To my amazement- to everyone's amazement- Polykhronios shook his head. "No, Emperor, I do not," he declared. "Since the doctrine is perfect and true, the error must lie in me, and I-"
As I said, once my father lost patience, he lost all patience. He allowed the bishop not another word, but shouted, "Let Polykhronios be anathema!"
"Let Polykhronios be anathema!" Baying like wolves, the bishops took up the cry, loudest among them George. Polykhronios's protests were overwhelmed in an avalanche of scorn, and the anathema duly recorded for all time in the acts of the holy ecumenical synod.
***
On Holy Thursday, as was the custom each year, the three pieces of the holy and life-giving wood of the True Cross were removed from their case and set on a golden altar in the center of the great church. As always when the case is opened, a scent like that of all the flowers in the world came forth, and everyone in the church of the Holy Wisdom sighed
with pleasure.
My father advanced to the holy and life-giving wood, bowed his head, and kissed it. After him came my uncles Herakleios and Tiberius, the junior Emperors. Then it was my turn. Though I had performed the ritual every year of my life since I could toddle to the altar, it took on a special meaning with the bishops assembled for the ecumenical synod watching as I brushed the True Cross with my lips. The wood was smooth from countless kisses. At each knot, oil with that special fragrance welled forth. After Easter, that oil would be gathered and used to treat the sick, for whom it was a surer cure than any physician could give.

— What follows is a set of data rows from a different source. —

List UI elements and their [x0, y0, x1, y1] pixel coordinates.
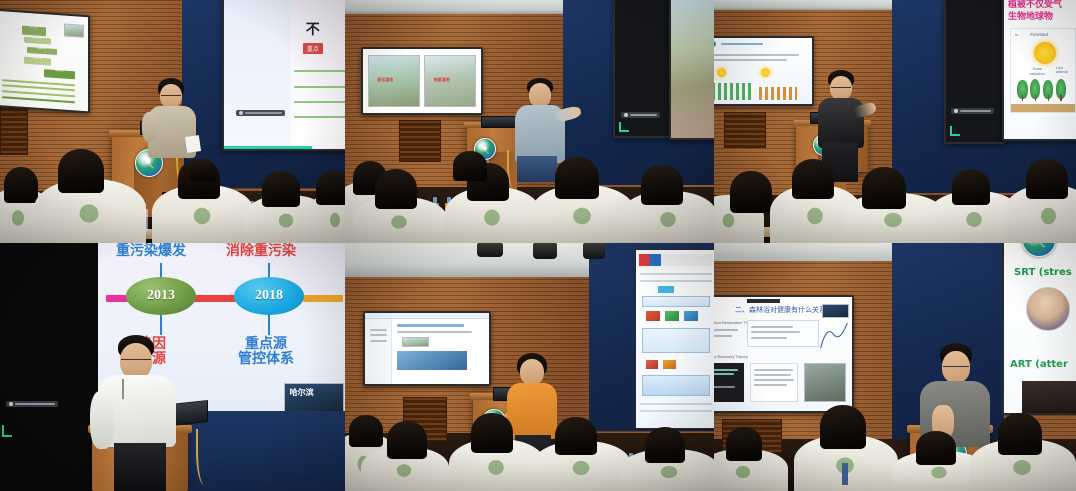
accent-corner	[950, 126, 960, 136]
diagram-node: 结果分析	[44, 70, 75, 80]
figure-label: Forested	[1030, 32, 1048, 37]
page-text	[397, 331, 471, 333]
slide-left-column	[224, 0, 291, 149]
bar-group	[714, 83, 751, 100]
audience-head	[792, 159, 834, 199]
card-text	[714, 369, 738, 371]
slide-badge: 重点	[303, 43, 323, 54]
vegetation-slide: 植被不仅受气 生物地球物 In Forested Solar radiation…	[1004, 0, 1076, 139]
tree-icon	[1056, 79, 1066, 99]
slide-text-bar	[714, 329, 738, 331]
sun-icon	[761, 68, 770, 77]
audience-head	[262, 171, 300, 207]
diagram-node: 技术路线	[24, 36, 52, 45]
presenter-view-widget[interactable]	[621, 112, 660, 118]
table-row	[751, 331, 800, 333]
audience-head	[375, 169, 417, 209]
audience-head	[555, 417, 597, 455]
card-text	[714, 373, 734, 375]
card-text	[714, 386, 735, 388]
audience-head	[916, 431, 956, 465]
slide-heading-line2: 生物地球物	[1008, 12, 1053, 23]
figure-label: Low albedo	[1056, 66, 1073, 75]
page-banner	[397, 351, 466, 369]
flow-diagram-slide: 研究方法 技术路线 数据采集 模型构建 结果分析	[0, 11, 88, 111]
presenter-view-widget[interactable]	[6, 401, 58, 407]
audience-head	[190, 159, 216, 181]
presenter-view-icon	[9, 402, 13, 406]
timeline-top-label: 消除重污染	[226, 244, 296, 259]
presenter-view-icon	[239, 111, 243, 115]
slide-heading: 二、森林浴对健康有什么关系?	[735, 305, 830, 315]
panel-top-middle[interactable]: 退化湿地 恢复湿地	[345, 0, 714, 243]
text-line	[754, 379, 794, 381]
bar-row	[2, 96, 76, 103]
text-line	[754, 369, 794, 371]
poster-heading-srt: SRT (stres	[1014, 267, 1072, 278]
audience-head	[316, 171, 345, 205]
diagram-node: 数据采集	[27, 47, 56, 56]
panel-bottom-left[interactable]: 重污染爆发 消除重污染 2013 2018 追因溯源 重点源管控体系 哈尔滨 京…	[0, 243, 345, 491]
slide-rule	[294, 86, 345, 88]
field-photo	[424, 55, 476, 106]
slide-heading: 不	[306, 19, 320, 39]
ground-strip	[1011, 104, 1075, 112]
presenter-view-icon	[624, 113, 628, 117]
audience-row	[714, 151, 1076, 243]
slide-subheading: Stress Recovery Theory	[714, 354, 748, 359]
wall-display[interactable]: 二、森林浴对健康有什么关系? Attention Restoration The…	[714, 295, 854, 413]
app-header	[639, 254, 713, 266]
slide-logo-icon	[714, 41, 716, 47]
timeline-segment	[303, 295, 343, 302]
tree-icon	[1017, 80, 1027, 98]
page-image	[402, 337, 429, 347]
tree-icon	[1043, 80, 1053, 98]
sidebar-item	[370, 329, 387, 331]
bar-group	[759, 87, 797, 100]
cable	[196, 429, 210, 485]
app-thumb	[646, 360, 659, 369]
speaker-head	[520, 359, 544, 385]
sidebar-item	[370, 334, 387, 336]
slide-text-block	[750, 363, 798, 402]
audience-head	[820, 405, 866, 449]
presenter-view-widget[interactable]	[951, 108, 994, 114]
sidebar-item	[370, 340, 387, 342]
audience-row	[0, 151, 345, 243]
audience-head	[471, 413, 513, 453]
left-wall-display[interactable]	[714, 36, 814, 106]
app-thumb	[663, 360, 676, 369]
audience-row	[714, 411, 1076, 491]
speaker-glasses	[121, 359, 151, 361]
slide-rule	[294, 101, 345, 103]
app-card	[642, 296, 711, 307]
landscape-photo	[671, 0, 714, 138]
figure-frame: In Forested Solar radiation Low albedo	[1010, 28, 1076, 113]
accent-underline	[224, 146, 312, 149]
photo-collage: 研究方法 技术路线 数据采集 模型构建 结果分析 不 重点	[0, 0, 1076, 491]
right-photo-display[interactable]	[669, 0, 714, 140]
slide-text-bar	[714, 335, 732, 337]
slide-title-bar	[721, 43, 763, 45]
right-wall-display[interactable]: 不 重点	[222, 0, 345, 151]
app-thumb	[665, 311, 679, 322]
slide-thumbnail: 哈尔滨	[284, 383, 344, 413]
portrait-app-display[interactable]	[635, 249, 714, 429]
figure-axis-label: In	[1015, 32, 1018, 37]
side-dark-display[interactable]	[944, 0, 1006, 144]
presenter-view-widget[interactable]	[236, 110, 286, 116]
timeline-bottom-label: 重点源管控体系	[238, 337, 294, 368]
photo-pair-slide: 退化湿地 恢复湿地	[363, 49, 481, 113]
photo-caption: 退化湿地	[377, 77, 393, 83]
slide-text-bar	[714, 54, 799, 56]
accent-corner	[619, 122, 629, 132]
slide-tab	[747, 299, 780, 302]
slide-thumbnail	[822, 304, 849, 318]
app-thumb	[646, 311, 660, 322]
research-slide: 二、森林浴对健康有什么关系? Attention Restoration The…	[714, 297, 852, 411]
presenter-view-icon	[954, 109, 958, 113]
poster-heading-art: ART (atter	[1010, 359, 1068, 370]
poster-dark-block	[1022, 381, 1076, 415]
timeline-stem	[268, 315, 270, 335]
speaker-head	[529, 83, 551, 107]
researcher-portrait	[1026, 287, 1070, 331]
diagram-node: 模型构建	[24, 57, 52, 66]
page-heading	[397, 324, 464, 327]
audience-row	[345, 147, 714, 243]
speaker-head	[120, 343, 152, 379]
diagram-node: 研究方法	[22, 26, 46, 36]
timeline-node: 2013	[126, 277, 196, 315]
slide-text-bar	[714, 59, 787, 61]
right-poster[interactable]: SRT (stres ART (atter	[1002, 243, 1076, 415]
widget-label-bar	[630, 114, 657, 116]
sun-icon	[1034, 42, 1056, 64]
accent-corner	[2, 425, 12, 437]
sun-icon	[717, 68, 726, 77]
audience-head	[4, 167, 38, 203]
bar-chart-slide	[714, 38, 812, 104]
side-dark-display[interactable]	[613, 0, 673, 138]
app-card	[642, 328, 711, 353]
lapel-mic	[122, 379, 124, 399]
side-display-inner	[615, 0, 671, 136]
side-display-inner	[946, 0, 1004, 142]
thumbnail-caption: 哈尔滨	[290, 387, 314, 398]
speaker-glasses	[943, 366, 969, 368]
audience-head	[349, 415, 383, 447]
text-line	[754, 384, 787, 386]
widget-label-bar	[960, 110, 991, 112]
audience-head	[641, 165, 683, 205]
ceiling-speaker	[533, 243, 557, 259]
audience-row	[345, 403, 714, 491]
widget-label-bar	[245, 112, 283, 114]
left-wall-display[interactable]: 研究方法 技术路线 数据采集 模型构建 结果分析	[0, 9, 90, 114]
panel-bottom-right[interactable]: 二、森林浴对健康有什么关系? Attention Restoration The…	[714, 243, 1076, 491]
app-thumb	[684, 311, 698, 322]
wall-louver	[724, 112, 766, 148]
audience-head	[555, 157, 599, 199]
slide-dark-card	[714, 363, 744, 402]
speaker-arm	[142, 112, 158, 142]
widget-label-bar	[15, 403, 55, 405]
slide-heading-line1: 植被不仅受气	[1008, 0, 1062, 11]
audience-head	[1026, 159, 1068, 199]
app-row	[640, 280, 712, 282]
audience-head	[645, 427, 685, 463]
text-line	[754, 374, 791, 376]
speaker-arm	[90, 391, 114, 449]
lanyard	[842, 463, 848, 485]
table-row	[751, 337, 787, 339]
slide-thumbnail	[64, 23, 84, 38]
secondary-slide: 不 重点	[224, 0, 345, 149]
panel-bottom-middle[interactable]	[345, 243, 714, 491]
app-card	[642, 375, 711, 396]
slide-photo	[804, 363, 846, 402]
audience-head	[998, 413, 1042, 455]
audience-head	[58, 149, 104, 193]
tree-icon	[1030, 79, 1040, 99]
audience-head	[862, 167, 906, 209]
slide-rule	[294, 70, 345, 72]
app-highlight	[658, 286, 674, 293]
right-portrait-display[interactable]: 植被不仅受气 生物地球物 In Forested Solar radiation…	[1002, 0, 1076, 141]
slide-table	[747, 320, 819, 347]
globe-emblem	[1022, 243, 1056, 257]
speaker-bottom-left	[92, 335, 182, 491]
ceiling-speaker	[583, 243, 605, 259]
figure-label: Solar radiation	[1028, 67, 1047, 76]
slide-rule	[294, 116, 345, 118]
timeline-top-label: 重污染爆发	[116, 244, 186, 259]
webpage-slide	[365, 313, 489, 384]
table-row	[751, 326, 793, 328]
timeline-stem	[160, 315, 162, 335]
audience-head	[387, 421, 427, 459]
wall-display[interactable]: 退化湿地 恢复湿地	[361, 47, 483, 115]
speaker-top-left	[140, 78, 202, 156]
panel-top-left[interactable]: 研究方法 技术路线 数据采集 模型构建 结果分析 不 重点	[0, 0, 345, 243]
panel-top-right[interactable]: 植被不仅受气 生物地球物 In Forested Solar radiation…	[714, 0, 1076, 243]
app-row	[640, 273, 712, 275]
ceiling-speaker	[477, 243, 503, 257]
speaker-trousers	[114, 443, 166, 491]
audience-head	[453, 151, 487, 181]
speaker-glasses	[161, 95, 181, 97]
curve-chart	[819, 320, 849, 350]
photo-caption: 恢复湿地	[434, 77, 450, 83]
timeline-node: 2018	[234, 277, 304, 315]
wall-display[interactable]	[363, 311, 491, 386]
field-photo	[368, 55, 420, 106]
audience-head	[952, 169, 990, 205]
speaker-glasses	[831, 87, 851, 89]
audience-head	[730, 171, 772, 213]
audience-head	[726, 427, 762, 461]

My brother Herakleios followed me to the True Cross. After him came Christopher the count of the excubitores- the commander of the imperial bodyguard- his mandator or chief deputy Theodore of Koloneia, and the other leading soldiers of the realm. I remember Florus, Petronas, and Kyprianos, still basking in the glory of their victory over the Arabs three years before, and the first appearance in the great church of a new general, a round-faced man named Leontios, who had won distinction in the endless skirmishes in Armenia. The procession of warriors continued until all the excubitores had kissed the life-giving wood.
On Good Friday my mother, the Empress Anastasia, led a similar procession of the women of the court. And on the Saturday of the Passover Sabbath, the bishops who had come to the imperial city for the sixth holy and ecumenical synod joined patriarch George of Constantinople and the other clerics who served the great church in adoring the life-giving wood. When the lips of Arculf of Rhemoulakion touched it, I wondered if he would leave on it oil different from that which it secreted of its own accord, as he had been eating olives again while the procession of bishops formed. But the man behind him made no complaint, so perhaps he had managed to wipe his mouth on his sleeve.